Ahead of Friday night’s 6-A state semifinal game against Louisville Trinity, the North Hardin football program had been on a tear.
Through their previous 13 regular season and postseason games, the Trojans had won 10 by double-digit margins. Two of these double-digit routs had been shutouts, including a 40-0 victory over fellow state semifinalist Tates Creek.
That dominance was not present in a 54-7 loss at the hands of the Shamrocks. Much like the impending rain that grew stronger throughout the game, Trinity pounced on mistakes over its course and turned an early North Hardin lead into a blowout victory over the Trojans.
“We had a couple things go bad early on. We had a turnover there and then we had a blocked punt. That gave them some touchdowns,” Trojans coach Brent Thompson said. “Once they get that snowball rolling over there, they do a really good job of keeping it going.”
The stages of North Hardin’s night and the errors that played a role in the loss can almost be divided into the four stages of the storm as it passed through.
Prior to the bad weather’s arrival in the first quarter, the team looked to be heading in the right direction.
The Trojans initially led 7-0 after a long drive ended in a quick 1-yard punch into the end zone from Lavell Wright. Even when the Shamrocks scored, they were unable to convert the extra point, which allowed North Hardin to hold a 7-6 lead.
Near the end of the first quarter, the rain began to fall. Along with it came the first costly moment for the Trojans in the second quarter. As a steady drizzle fell onto the field, a blocked punt set Trinity up on the North Hardin 42, which was brought into the end zone at the drive’s completion.
By halftime, the Shamrocks were up 26-7 and the light drizzle was now a harder rain. The scoreboard may not have shown it, but the game was still manageable for the Trojans, who had put up 131 passing yards compared to Trinity’s 132.
The downpour at the start of the third quarter came with an onslaught by the Shamrocks and a sharp fall for North Hardin.
The Trojans’ offense had two successive drives end in interceptions. Trinity capitalized on both ensuing possessions with touchdowns and the Trojans were suddenly in a 40-7 hole early in the second half.
The Shamrocks’ defense would add another interception in the fourth quarter and also picked up two fumble recoveries.
Trinity’s defense made life difficult for the Trojan offense without the turnovers, with strong route coverage making it difficult for quarterback Logan Coleman to connect with his targets.
“They played deep, they did their role,” senior receiver Josh Moore said. “We’ve gotta do our role. They just stepped up.”
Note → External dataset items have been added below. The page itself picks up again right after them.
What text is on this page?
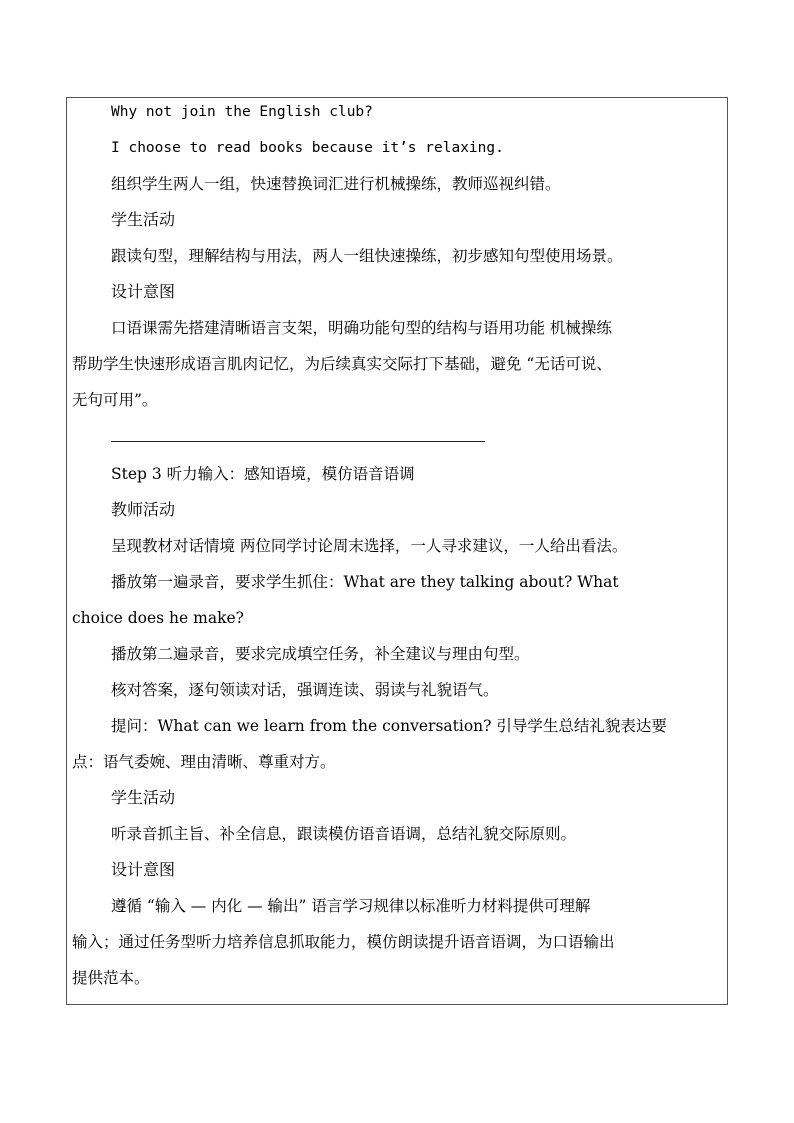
Why not join the English club?
I choose to read books because it’s relaxing.
组织学生两人一组，快速替换词汇进行机械操练，教师巡视纠错。
学生活动
跟读句型，理解结构与用法，两人一组快速操练，初步感知句型使用场景。
设计意图
口语课需先搭建清晰语言支架，明确功能句型的结构与语用功能 机械操练
帮助学生快速形成语言肌肉记忆，为后续真实交际打下基础，避免 “无话可说、
无句可用”。
Step 3 听力输入：感知语境，模仿语音语调
教师活动
呈现教材对话情境 两位同学讨论周末选择，一人寻求建议，一人给出看法。
播放第一遍录音，要求学生抓住：What are they talking about? What
choice does he make?
播放第二遍录音，要求完成填空任务，补全建议与理由句型。
核对答案，逐句领读对话，强调连读、弱读与礼貌语气。
提问：What can we learn from the conversation? 引导学生总结礼貌表达要
点：语气委婉、理由清晰、尊重对方。
学生活动
听录音抓主旨、补全信息，跟读模仿语音语调，总结礼貌交际原则。
设计意图
遵循 “输入 — 内化 — 输出” 语言学习规律以标准听力材料提供可理解
输入；通过任务型听力培养信息抓取能力，模仿朗读提升语音语调，为口语输出
提供范本。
Defensively, North Hardin was left looking for its own answers as the Shamrocks put up 21 third-quarter points to initiate a running clock before the start of the fourth. The turnovers forced the defense to spend more time on the soaked field as Trinity continued to pull away with the victory.
“They outperformed us, quite honestly,” junior Michael Lunz said. “Defensively, we let them score 54 points so I feel like we didn’t perform. We did what we could, but obviously it wasn’t enough.”
In the fourth quarter, the rain lightened up and left behind a mud-covered field. With the rain’s end came the game’s end, with 54 unanswered points for Trinity and the final chapter of the Trojans’ season.
Rain or shine, there’s no denying this was still a special year for North Hardin. This was the team’s first trip to the state semifinals since 1994.
“They’re legends. You look at it in my eyes, it’s 25 years since our team has been here,” Thompson said. “First time undefeated, first time they beat John Hardin four times in a row, first time back-to-back that we won the county. There’s a lot of things we can talk about.”
Just like the heavy rain that cleared up before the game’s completion, players like Lunz felt ready to bounce back from the disappointment and continue toward a brighter, sunnier future for the program.
“We didn’t get to where we need to be, nobody wants to be second place. But it’s good knowing that I played a part in etching history,” Lunz said. “It gives us a good momentum going into next year.”